In one of the largest venture rounds for biopharma in 2024, Cardurion Pharmaceuticals Inc. closed a $260 million series B financing, with funds slated to advance and expand its pipeline for potentially first-in-class drugs targeting cardiovascular disease, including two programs in phase II development.
India’s first indigenous CAR T therapy is selling at around $50,000 per shot, nearly one-tenth of the price of top-selling CAR Ts in the U.S., and Immunoact founder and CEO Rahul Purwar told BioWorld he anticipates bringing the price down to as low as $20,000 per shot.
AI-driven clinical trial design company Opyl Ltd. formed a partnership with L39 Capital Pty Ltd. to establish a $100 million biotech fund that will showcase the predictive power of Opyl’s Trialkey software in selecting successful biotech and pharmaceutical stocks. Melbourne, Australia-based Opyl leverages AI to elevate clinical trial design and forecast outcomes, empowering clinical researchers, biopharma companies and investors to enhance trial design, drug development and market delivery.
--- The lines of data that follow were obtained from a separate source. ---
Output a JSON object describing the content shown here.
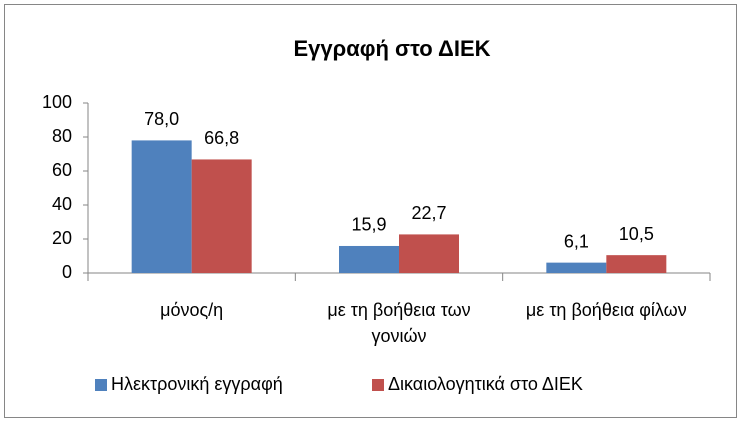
{
  "chart_data": {
    "type": "bar",
    "title": "Εγγραφή στο ΔΙΕΚ",
    "categories": [
      "μόνος/η",
      "με τη βοήθεια των γονιών",
      "με τη βοήθεια φίλων"
    ],
    "series": [
      {
        "name": "Ηλεκτρονική εγγραφή",
        "color": "#4f81bd",
        "values": [
          78.0,
          15.9,
          6.1
        ],
        "value_labels": [
          "78,0",
          "15,9",
          "6,1"
        ]
      },
      {
        "name": "Δικαιολογητικά στο ΔΙΕΚ",
        "color": "#c0504d",
        "values": [
          66.8,
          22.7,
          10.5
        ],
        "value_labels": [
          "66,8",
          "22,7",
          "10,5"
        ]
      }
    ],
    "ylim": [
      0,
      100
    ],
    "yticks": [
      0,
      20,
      40,
      60,
      80,
      100
    ],
    "grid": false,
    "legend": "bottom"
  }
}
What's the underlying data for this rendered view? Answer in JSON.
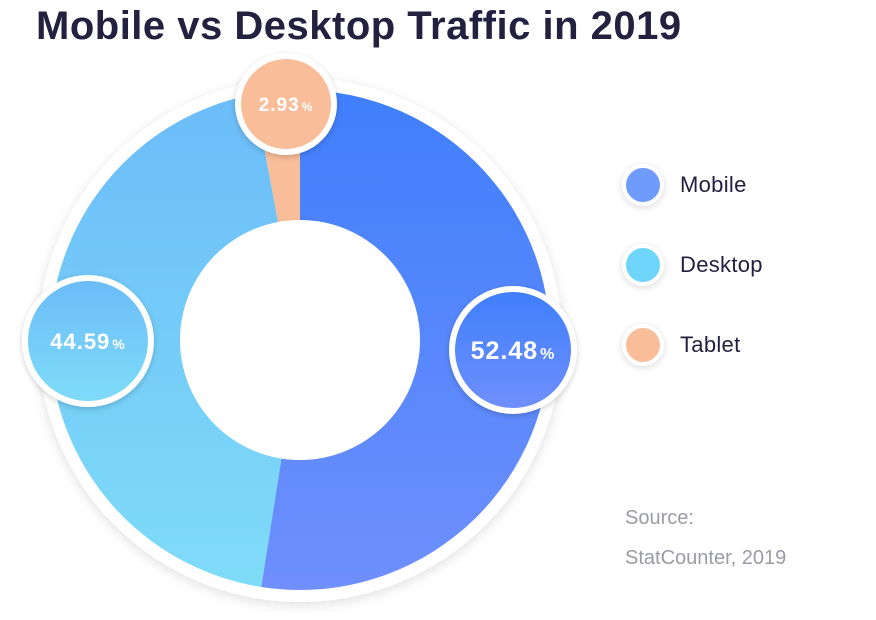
{
  "chart_data": {
    "type": "donut",
    "title": "Mobile vs Desktop Traffic in 2019",
    "unit": "%",
    "slices": [
      {
        "name": "Mobile",
        "value": 52.48,
        "label": "52.48",
        "color_start": "#3f7ffb",
        "color_end": "#6f8ffd",
        "badge_position": "right"
      },
      {
        "name": "Desktop",
        "value": 44.59,
        "label": "44.59",
        "color_start": "#6bbcf9",
        "color_end": "#7fdcf8",
        "badge_position": "left"
      },
      {
        "name": "Tablet",
        "value": 2.93,
        "label": "2.93",
        "color_start": "#f9be99",
        "color_end": "#f9be99",
        "badge_position": "top"
      }
    ],
    "legend_placement": "right",
    "source_lines": [
      "Source:",
      "StatCounter, 2019"
    ]
  },
  "legend_colors": {
    "Mobile": "#6f9cfc",
    "Desktop": "#6fd5fa",
    "Tablet": "#f9be99"
  }
}
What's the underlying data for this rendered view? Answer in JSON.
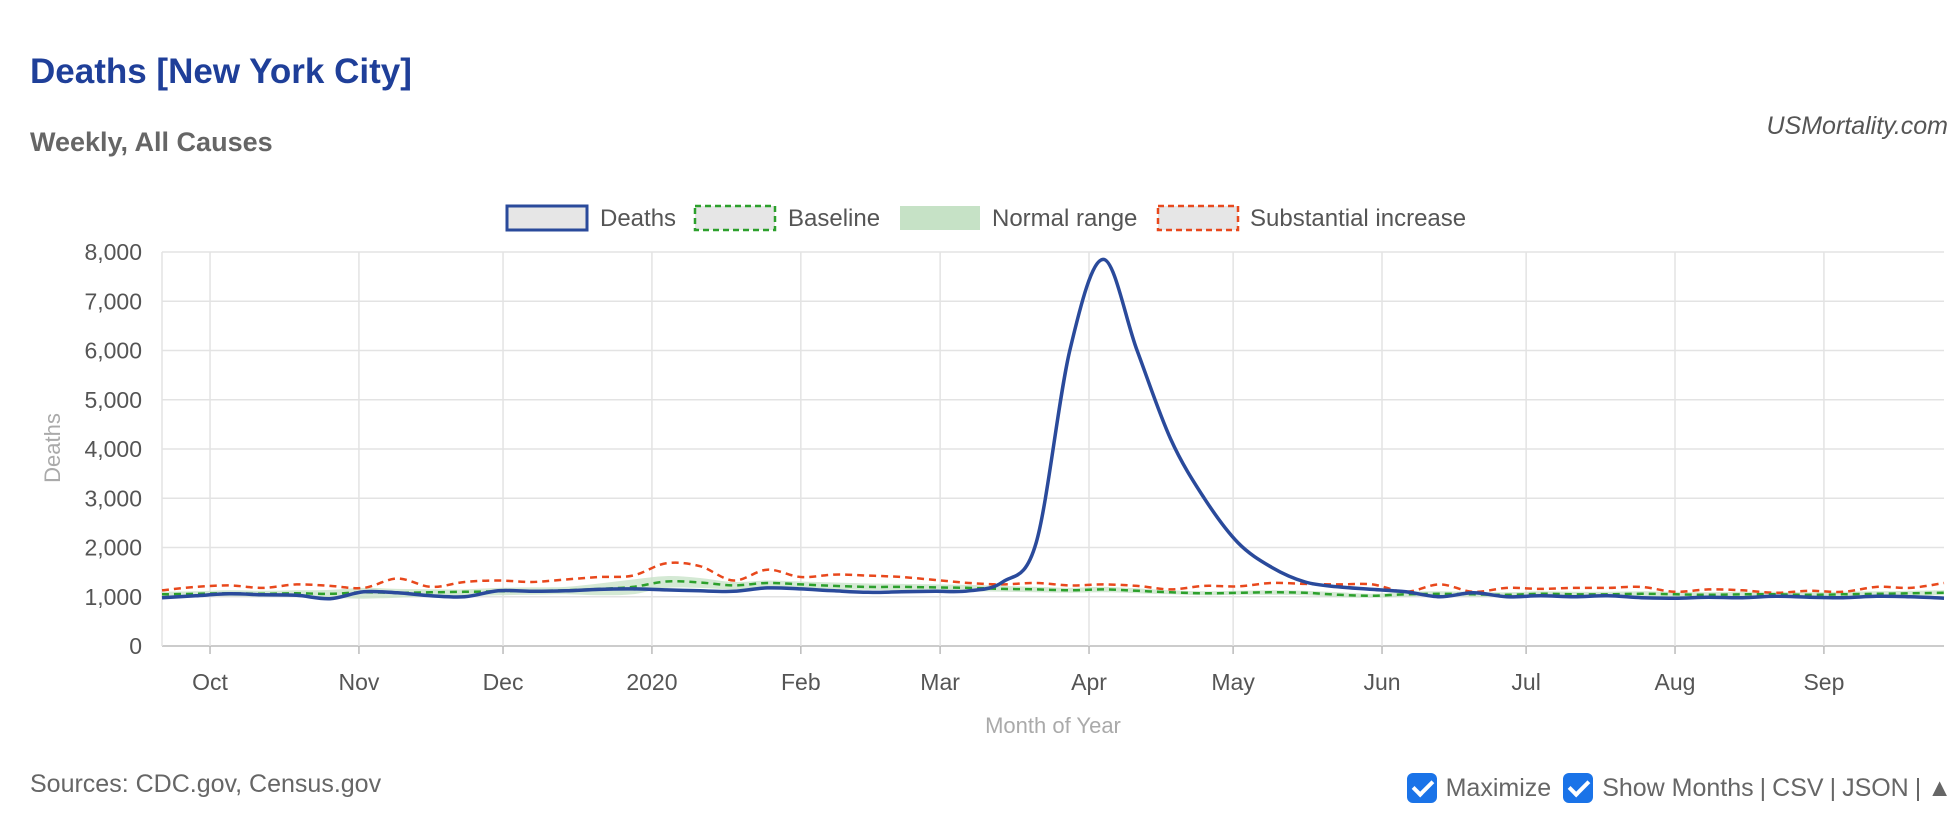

New company Pan Cancer T BV is preparing for a clinical trial of a next-generation T-cell receptor-engineered T cell it has designed to remove the current barriers and make T-cell therapies effective in treating solid tumors. Its products have two distinguishing features: They are targeted at antigens the company has shown are exclusively and robustly expressed by multiple solid cancers, and have a minor genetic modification that enhances the durability of autologous TCR-Ts in the tumor microenvironment after they are administered back into a patient.
On the heels of positive phase II results of its extended-release ketamine (R-107) in treatment-resistant depression, Douglas Pharmaceuticals Ltd. is gearing up to begin phase III trials of its ketamine treatment that is safe enough to take at home without clinical supervision.
Exsilio Therapeutics emerged from stealth mode on June 25, 2024, with $82 million from a series A financing that was co-led by Novartis Venture Fund and Delos Capital. The company plans to use naturally occurring, mobile genetic elements to integrate therapeutic genes at a defined location in the genome, making it safer than random integration, which can cause tumor formation.
Newco Yellowstone Biosciences Ltd. has been formed to develop soluble bispecific T-cell receptors against a novel class of tumor-specific antigens it has discovered in leukemia patients who were cured by a donor stem cell transplant. The company has proprietary access to a biobank of over 10,000 samples from more than 3,000 acute myeloid leukemia (AML) patients. A small number of these patients were cured by an allogeneic bone marrow transplant, whilst unusually, having no sign of graft-vs.-host disease.